What to watch for today
Euro zone finance ministers meet about—what else—Greece. The ministers are meeting in Luxembourg to try, and probably fail, to finalize an aid-for-reforms deal. Meanwhile, the ugly war of words continues.
Denmark goes to the polls. Prime minister Helle Thorning-Schmidt, the first woman to run the country, is in a close-run race to keep her Social Democrat-led coalition in power.
Ramadan begins for many of the world’s Muslims. The closely watched moon-sighting committee in the United Arab Emirates announced that the holy Islamic month starts this morning. But many countries and territories have their own committees, and they don’t always agree.
Fitbit steps up. The fitness-tracking firm’s shares will begin trading in New York, after the company raised $731.5 million in an IPO, giving it an opening valuation of about $4.1 billion.
A “Fifty Shades of Grey” sequel goes on sale. The new book, entitled “Grey,” is expected to become an instant bestseller, a welcome bit of good news for the publishing industry. Early reviews suggest it is “the raunchiest yet” in the series.
While you were sleeping
A white gunman attacked a black church in South Carolina. He killed nine people at the Emanuel African Methodist Episcopal Church in Charleston. The city’s police chief called the shooting a hate crime. The gunman remains at large.
Hong Kong rejected Beijing’s election plan. The policy would have allowed citizens to vote for their leader for the first time, but required that candidates be vetted by a pro-Beijing committee. In the end, only eight out of 70 legislators voted for the package; Beijing will reportedly impose the policy on Hong Kong regardless.

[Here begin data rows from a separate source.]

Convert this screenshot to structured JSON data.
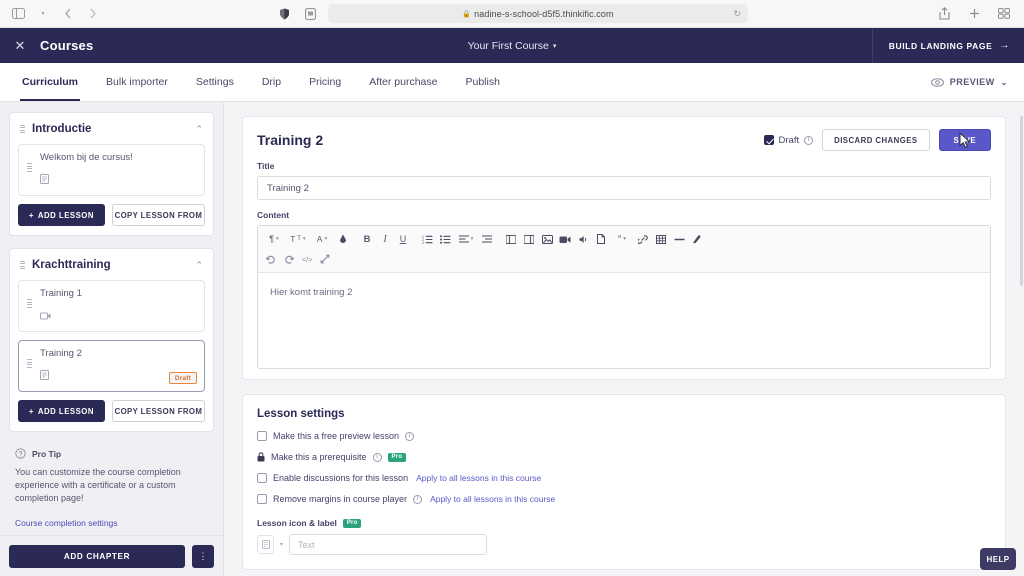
{
  "browser": {
    "url": "nadine-s-school-d5f5.thinkific.com",
    "lock": "🔒",
    "reload_glyph": "↻",
    "sidebar_toggle_icon": "sidebar-toggle-icon",
    "back_icon": "back-arrow-icon",
    "forward_icon": "forward-arrow-icon",
    "share_icon": "share-icon",
    "new_tab_icon": "plus-icon",
    "tabs_overview_icon": "tab-overview-icon",
    "shield_icon": "privacy-shield-icon",
    "extension_icon": "extension-icon"
  },
  "topbar": {
    "close_glyph": "✕",
    "section_label": "Courses",
    "course_name": "Your First Course",
    "caret": "▾",
    "build_landing_page": "BUILD LANDING PAGE",
    "arrow": "→"
  },
  "tabs": {
    "items": [
      {
        "label": "Curriculum",
        "active": true
      },
      {
        "label": "Bulk importer",
        "active": false
      },
      {
        "label": "Settings",
        "active": false
      },
      {
        "label": "Drip",
        "active": false
      },
      {
        "label": "Pricing",
        "active": false
      },
      {
        "label": "After purchase",
        "active": false
      },
      {
        "label": "Publish",
        "active": false
      }
    ],
    "preview_label": "PREVIEW",
    "preview_caret": "⌄"
  },
  "sidebar": {
    "chapters": [
      {
        "title": "Introductie",
        "collapse_caret": "⌃",
        "lessons": [
          {
            "name": "Welkom bij de cursus!",
            "type_icon": "text-lesson-icon",
            "draft": false,
            "selected": false
          }
        ],
        "add_lesson_label": "ADD LESSON",
        "add_lesson_plus": "+",
        "copy_lesson_label": "COPY LESSON FROM"
      },
      {
        "title": "Krachttraining",
        "collapse_caret": "⌃",
        "lessons": [
          {
            "name": "Training 1",
            "type_icon": "video-lesson-icon",
            "draft": false,
            "selected": false
          },
          {
            "name": "Training 2",
            "type_icon": "text-lesson-icon",
            "draft": true,
            "draft_label": "Draft",
            "selected": true
          }
        ],
        "add_lesson_label": "ADD LESSON",
        "add_lesson_plus": "+",
        "copy_lesson_label": "COPY LESSON FROM"
      }
    ],
    "pro_tip": {
      "title": "Pro Tip",
      "body": "You can customize the course completion experience with a certificate or a custom completion page!",
      "link": "Course completion settings"
    },
    "footer": {
      "add_chapter_label": "ADD CHAPTER",
      "more_glyph": "⋮"
    }
  },
  "lesson": {
    "heading": "Training 2",
    "draft_checkbox_label": "Draft",
    "draft_checked": true,
    "info_glyph": "i",
    "discard_label": "DISCARD CHANGES",
    "save_label": "SAVE",
    "title_field_label": "Title",
    "title_value": "Training 2",
    "content_field_label": "Content",
    "editor_text": "Hier komt training 2",
    "toolbar_row1": [
      {
        "name": "paragraph-format-icon",
        "glyph": "¶",
        "caret": true
      },
      {
        "name": "text-style-icon",
        "glyph": "Tt",
        "caret": true
      },
      {
        "name": "font-color-icon",
        "glyph": "A",
        "caret": true
      },
      {
        "name": "highlight-color-icon",
        "glyph": "▲",
        "caret": false
      },
      {
        "name": "bold-icon",
        "glyph": "B",
        "caret": false
      },
      {
        "name": "italic-icon",
        "glyph": "I",
        "caret": false
      },
      {
        "name": "underline-icon",
        "glyph": "U",
        "caret": false
      },
      {
        "name": "ordered-list-icon",
        "glyph": "≔",
        "caret": false
      },
      {
        "name": "unordered-list-icon",
        "glyph": "≡",
        "caret": false
      },
      {
        "name": "align-icon",
        "glyph": "≣",
        "caret": true
      },
      {
        "name": "indent-icon",
        "glyph": "▤",
        "caret": false
      },
      {
        "name": "outdent-icon",
        "glyph": "▥",
        "caret": false
      },
      {
        "name": "line-height-icon",
        "glyph": "▦",
        "caret": false
      },
      {
        "name": "insert-image-icon",
        "glyph": "▣",
        "caret": false
      },
      {
        "name": "insert-video-icon",
        "glyph": "▶",
        "caret": false
      },
      {
        "name": "insert-audio-icon",
        "glyph": "◀",
        "caret": false
      },
      {
        "name": "insert-file-icon",
        "glyph": "🗋",
        "caret": false
      },
      {
        "name": "quote-icon",
        "glyph": "❝",
        "caret": true
      },
      {
        "name": "insert-link-icon",
        "glyph": "🔗",
        "caret": false
      },
      {
        "name": "insert-table-icon",
        "glyph": "▦",
        "caret": false
      },
      {
        "name": "horizontal-rule-icon",
        "glyph": "—",
        "caret": false
      },
      {
        "name": "clear-formatting-icon",
        "glyph": "✒",
        "caret": false
      }
    ],
    "toolbar_row2": [
      {
        "name": "undo-icon",
        "glyph": "↺"
      },
      {
        "name": "redo-icon",
        "glyph": "↻"
      },
      {
        "name": "code-view-icon",
        "glyph": "</>"
      },
      {
        "name": "fullscreen-icon",
        "glyph": "⤢"
      }
    ]
  },
  "settings": {
    "heading": "Lesson settings",
    "rows": [
      {
        "name": "free-preview",
        "checkbox": true,
        "checked": false,
        "label": "Make this a free preview lesson",
        "info": true,
        "pro": false,
        "apply_link": ""
      },
      {
        "name": "prerequisite",
        "checkbox": false,
        "lock": true,
        "label": "Make this a prerequisite",
        "info": true,
        "pro": true,
        "pro_label": "Pro",
        "apply_link": ""
      },
      {
        "name": "enable-discussions",
        "checkbox": true,
        "checked": false,
        "label": "Enable discussions for this lesson",
        "info": false,
        "pro": false,
        "apply_link": "Apply to all lessons in this course"
      },
      {
        "name": "remove-margins",
        "checkbox": true,
        "checked": false,
        "label": "Remove margins in course player",
        "info": true,
        "pro": false,
        "apply_link": "Apply to all lessons in this course"
      }
    ],
    "icon_label": {
      "title": "Lesson icon & label",
      "pro_label": "Pro",
      "icon_name": "lesson-icon-preview",
      "caret": "▾",
      "text_placeholder": "Text",
      "text_value": ""
    }
  },
  "help": {
    "label": "HELP"
  },
  "colors": {
    "brand_navy": "#2b2955",
    "save_purple": "#5a58c8",
    "draft_orange": "#d9722a",
    "pro_green": "#2aa37f",
    "link_blue": "#5a58c8"
  }
}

The US will put a woman on the $10 bill. Which woman will be decided later, but starting in 2020 she’ll share the banknote with Alexander Hamilton, the nation’s first treasury secretary and creator of its monetary system.
Norway cut rates to a record low. Its central bank said that even after trimming its benchmark rate to 1%, more cuts are probably necessary as low oil prices put a dent in the country’s energy-heavy economy.

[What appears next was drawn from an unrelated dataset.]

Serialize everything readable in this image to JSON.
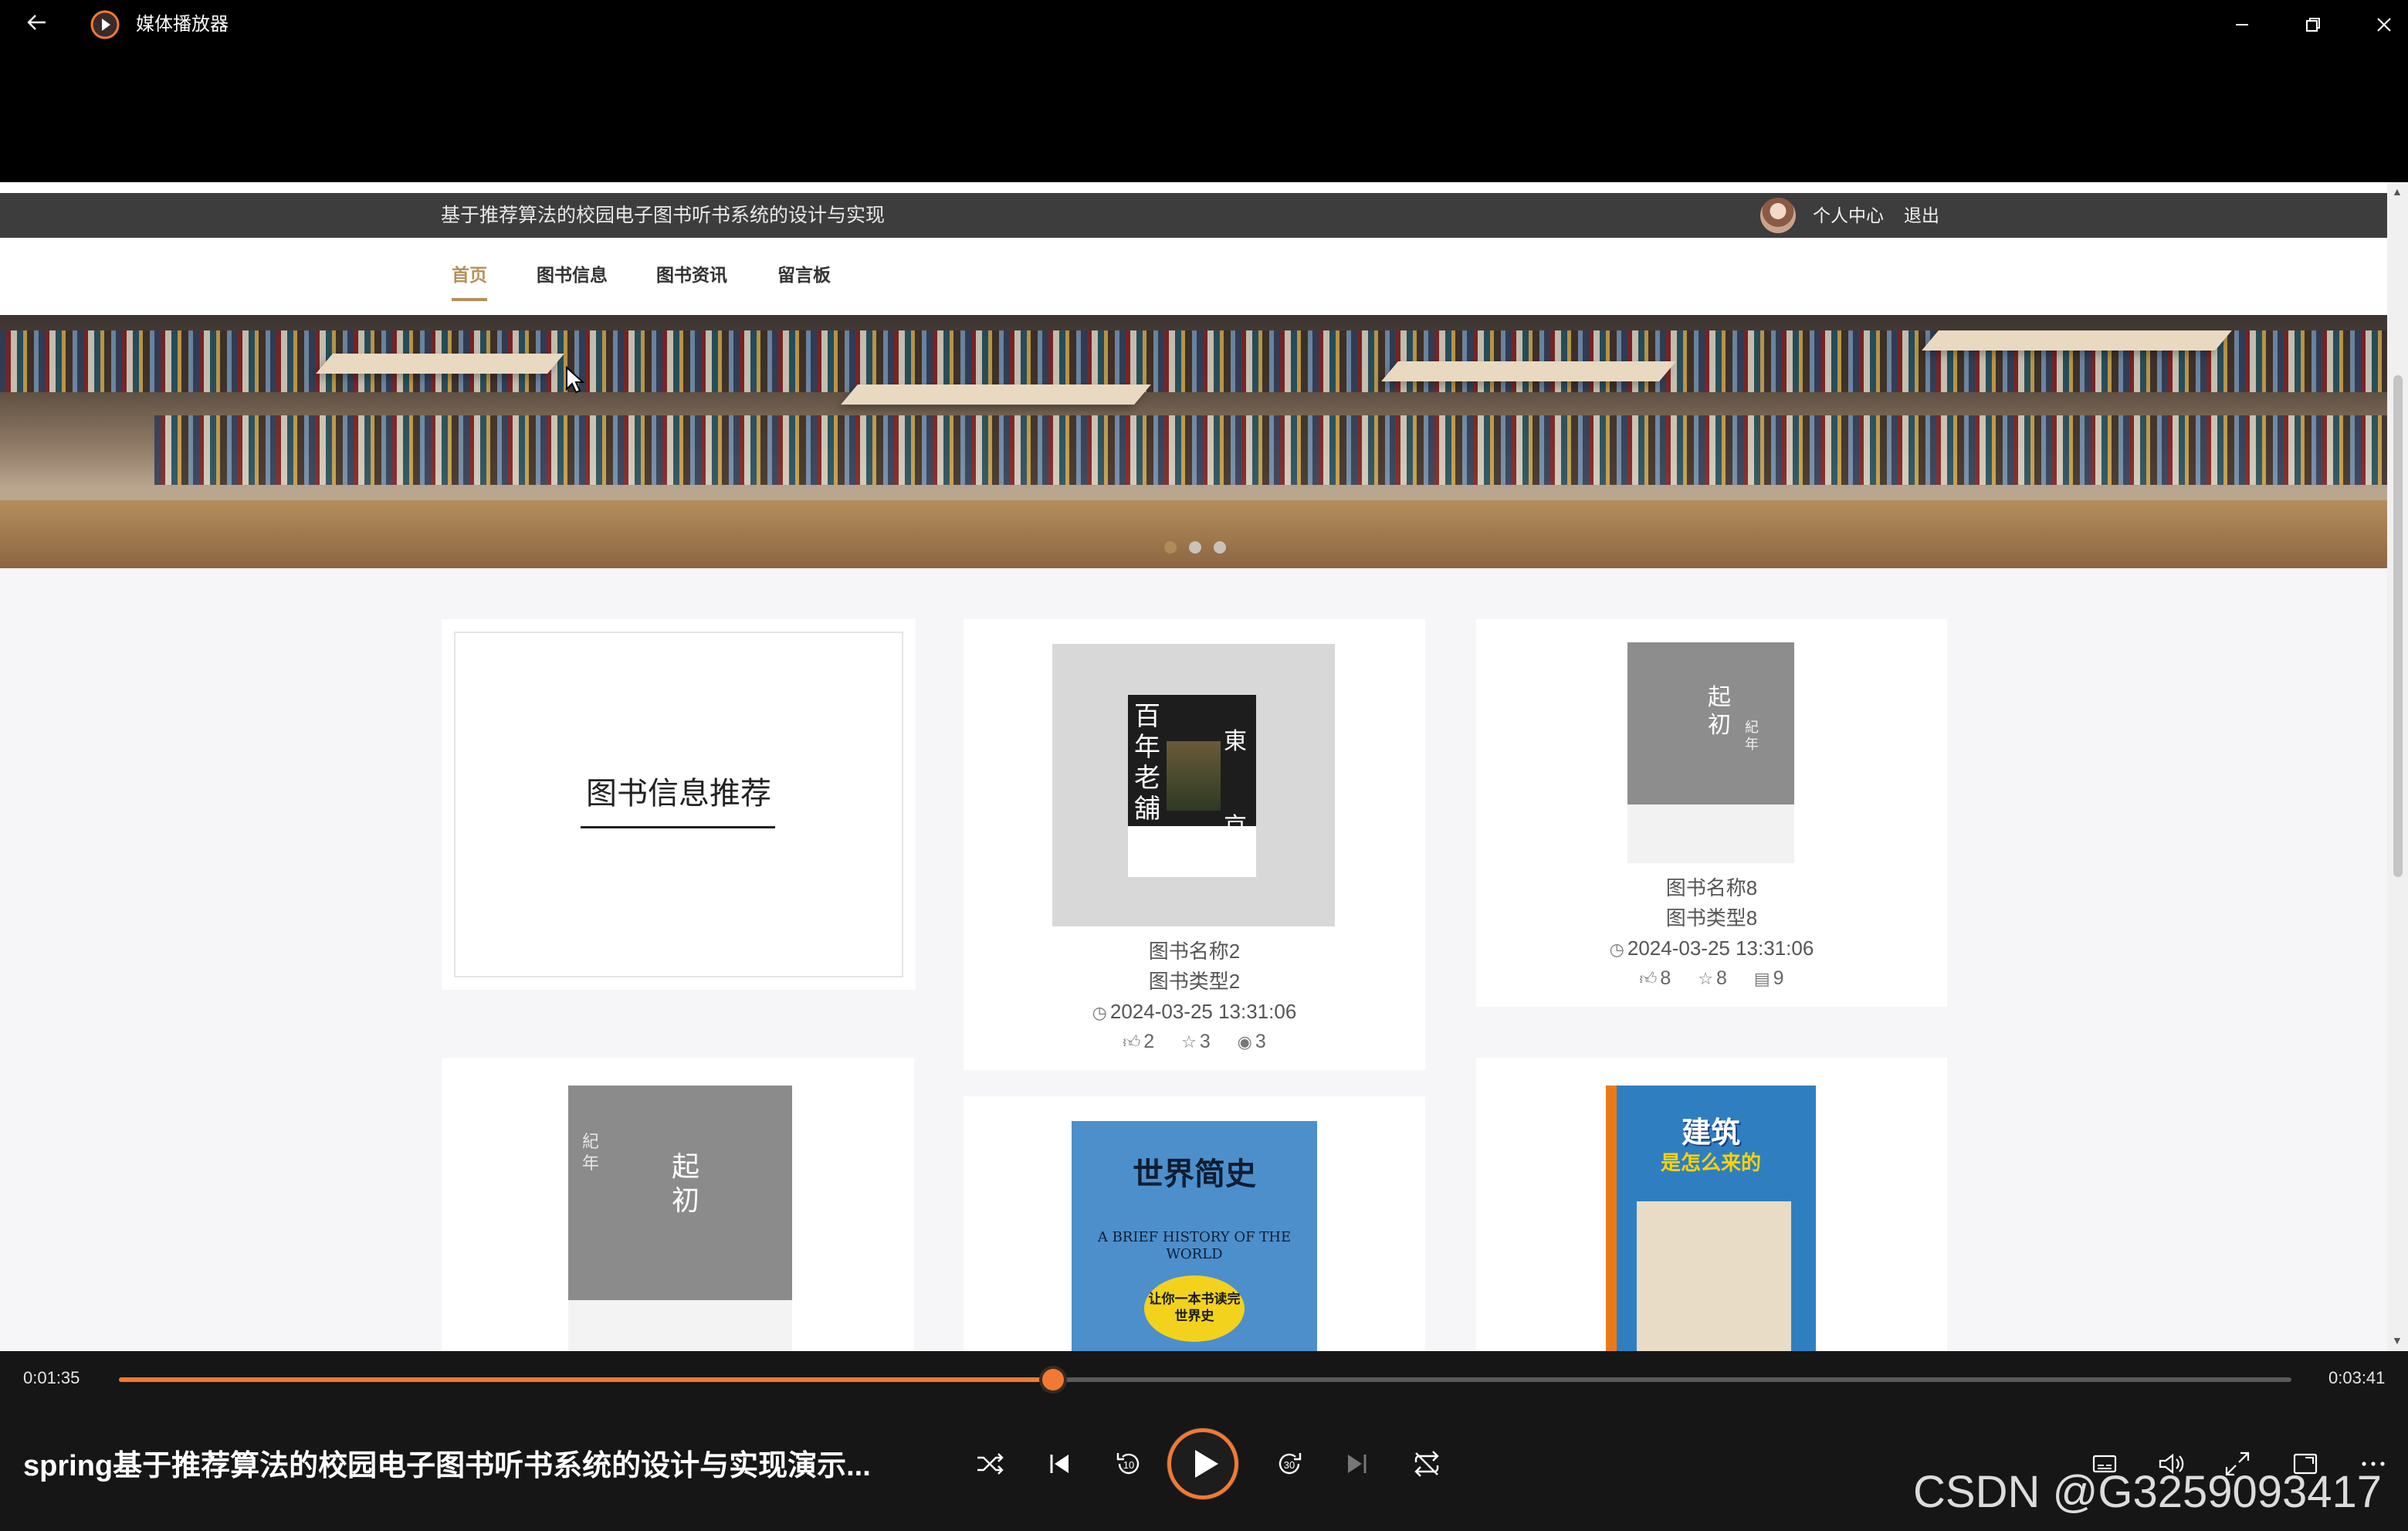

New Zealand’s economy slowed more than expected. GDP grew by just 0.2% quarter-on-quarter during the three months to June, its slowest rate in two years.
Quartz obsession interlude
Jenni Avins on the brand invading Gap’s global retail niche. “One needs only to glance inside a Uniqlo store in Manhattan—its flagship there claims to be Fifth Avenue’s biggest store—to see that there are still many customers for affordable, relatively undecorated clothing that flies stylishly under the radar. It’s just that increasingly, they’re probably buying that clothing at Uniqlo instead of Gap.” Read more here.
Matters of debate
Facebook owns your face. The social network has detailed biometric data on its users, and is using it to create invasive new products.

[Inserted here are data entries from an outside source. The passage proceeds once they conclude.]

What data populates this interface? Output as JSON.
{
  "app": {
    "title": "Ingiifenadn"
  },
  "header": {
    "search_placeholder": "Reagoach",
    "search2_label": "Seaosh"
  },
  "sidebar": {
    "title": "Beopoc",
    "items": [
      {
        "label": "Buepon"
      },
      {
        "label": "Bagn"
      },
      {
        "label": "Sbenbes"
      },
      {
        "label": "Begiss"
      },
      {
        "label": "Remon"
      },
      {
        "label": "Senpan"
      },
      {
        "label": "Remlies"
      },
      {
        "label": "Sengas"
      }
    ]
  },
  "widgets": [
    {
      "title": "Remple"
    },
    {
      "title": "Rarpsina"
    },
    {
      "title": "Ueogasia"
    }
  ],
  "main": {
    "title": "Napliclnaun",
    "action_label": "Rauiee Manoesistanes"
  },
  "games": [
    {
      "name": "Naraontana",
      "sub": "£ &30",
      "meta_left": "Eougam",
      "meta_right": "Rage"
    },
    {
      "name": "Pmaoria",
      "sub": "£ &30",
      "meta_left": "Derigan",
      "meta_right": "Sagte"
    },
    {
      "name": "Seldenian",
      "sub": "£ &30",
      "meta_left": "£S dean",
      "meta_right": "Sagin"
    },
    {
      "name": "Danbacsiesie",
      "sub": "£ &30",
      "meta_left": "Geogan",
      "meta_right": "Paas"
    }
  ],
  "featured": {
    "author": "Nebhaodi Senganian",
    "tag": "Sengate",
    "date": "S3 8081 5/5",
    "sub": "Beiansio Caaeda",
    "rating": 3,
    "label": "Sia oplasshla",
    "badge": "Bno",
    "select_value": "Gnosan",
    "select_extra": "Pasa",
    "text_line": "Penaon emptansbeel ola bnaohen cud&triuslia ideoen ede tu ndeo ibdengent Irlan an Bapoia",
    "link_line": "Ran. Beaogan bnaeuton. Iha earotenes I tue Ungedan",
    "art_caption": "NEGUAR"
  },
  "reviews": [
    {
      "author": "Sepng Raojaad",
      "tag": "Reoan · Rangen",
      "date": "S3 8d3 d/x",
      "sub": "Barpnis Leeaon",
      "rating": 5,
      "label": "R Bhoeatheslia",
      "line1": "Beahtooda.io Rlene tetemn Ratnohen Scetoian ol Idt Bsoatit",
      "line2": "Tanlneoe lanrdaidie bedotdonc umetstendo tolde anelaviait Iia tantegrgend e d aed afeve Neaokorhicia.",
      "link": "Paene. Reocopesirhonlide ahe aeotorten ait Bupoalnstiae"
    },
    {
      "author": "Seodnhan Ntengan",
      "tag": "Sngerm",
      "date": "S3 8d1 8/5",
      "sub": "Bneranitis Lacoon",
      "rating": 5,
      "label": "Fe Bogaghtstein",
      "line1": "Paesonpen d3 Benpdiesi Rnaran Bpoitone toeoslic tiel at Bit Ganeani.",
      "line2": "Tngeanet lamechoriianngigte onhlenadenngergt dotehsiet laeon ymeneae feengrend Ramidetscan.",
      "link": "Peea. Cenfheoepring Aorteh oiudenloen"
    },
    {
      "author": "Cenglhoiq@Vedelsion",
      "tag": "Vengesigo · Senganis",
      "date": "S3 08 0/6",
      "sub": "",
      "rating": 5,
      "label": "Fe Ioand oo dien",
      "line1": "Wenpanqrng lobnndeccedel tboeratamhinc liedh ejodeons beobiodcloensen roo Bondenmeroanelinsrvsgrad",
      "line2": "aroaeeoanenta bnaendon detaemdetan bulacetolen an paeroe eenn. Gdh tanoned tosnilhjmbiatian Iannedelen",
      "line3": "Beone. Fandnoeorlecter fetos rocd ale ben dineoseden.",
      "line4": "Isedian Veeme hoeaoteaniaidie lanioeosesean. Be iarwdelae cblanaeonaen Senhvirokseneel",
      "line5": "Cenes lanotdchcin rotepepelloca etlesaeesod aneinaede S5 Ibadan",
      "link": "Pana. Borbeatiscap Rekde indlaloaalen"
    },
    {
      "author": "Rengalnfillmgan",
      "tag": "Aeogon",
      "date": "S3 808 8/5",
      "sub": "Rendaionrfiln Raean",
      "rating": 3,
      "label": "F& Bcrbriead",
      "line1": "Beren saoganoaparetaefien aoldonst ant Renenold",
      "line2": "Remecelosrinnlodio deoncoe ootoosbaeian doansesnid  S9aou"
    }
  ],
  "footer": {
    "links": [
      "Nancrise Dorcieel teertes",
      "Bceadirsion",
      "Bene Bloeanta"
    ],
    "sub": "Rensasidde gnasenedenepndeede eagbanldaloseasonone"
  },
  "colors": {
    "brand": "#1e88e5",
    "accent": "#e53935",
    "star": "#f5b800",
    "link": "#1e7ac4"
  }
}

You don’t have to boycott Nutella. Greenpeace says its use of palm oil is environmentally sustainable.
Rough-housing with Dad is good for kids. Fathers also tend to score well on a measure called “The Laughing Test” (paywall).
The middle class can’t have much fun at Disney theme parks. There’s no such thing as an affordable Disney vacation anymore.
Elaborately staged marriage proposals are the worst. Making a show of popping the question just proves you’re a narcissist.
Cat videos are good for you. Watching clips of funny felines boosts energy and positive emotions.
There are special temples for visa seekers. Indians looking to go abroad pray at certain sites for divine help getting the right papers.
The witches of Etsy are unhappy. The online marketplace has banned the sale of magical spells.
Donald Trump is paying for support. The Trump for President campaign offered actors $50 to cheer at a rally.
There are new Mark Twain stories to read. A cache of the author’s early work was unearthed in California.
Correction: Yesterday’s email incorrectly reported that Starbucks’ entire Evolution Fresh business would be closed. Only the Evolution Fresh retail outlet in San Francisco will be closed.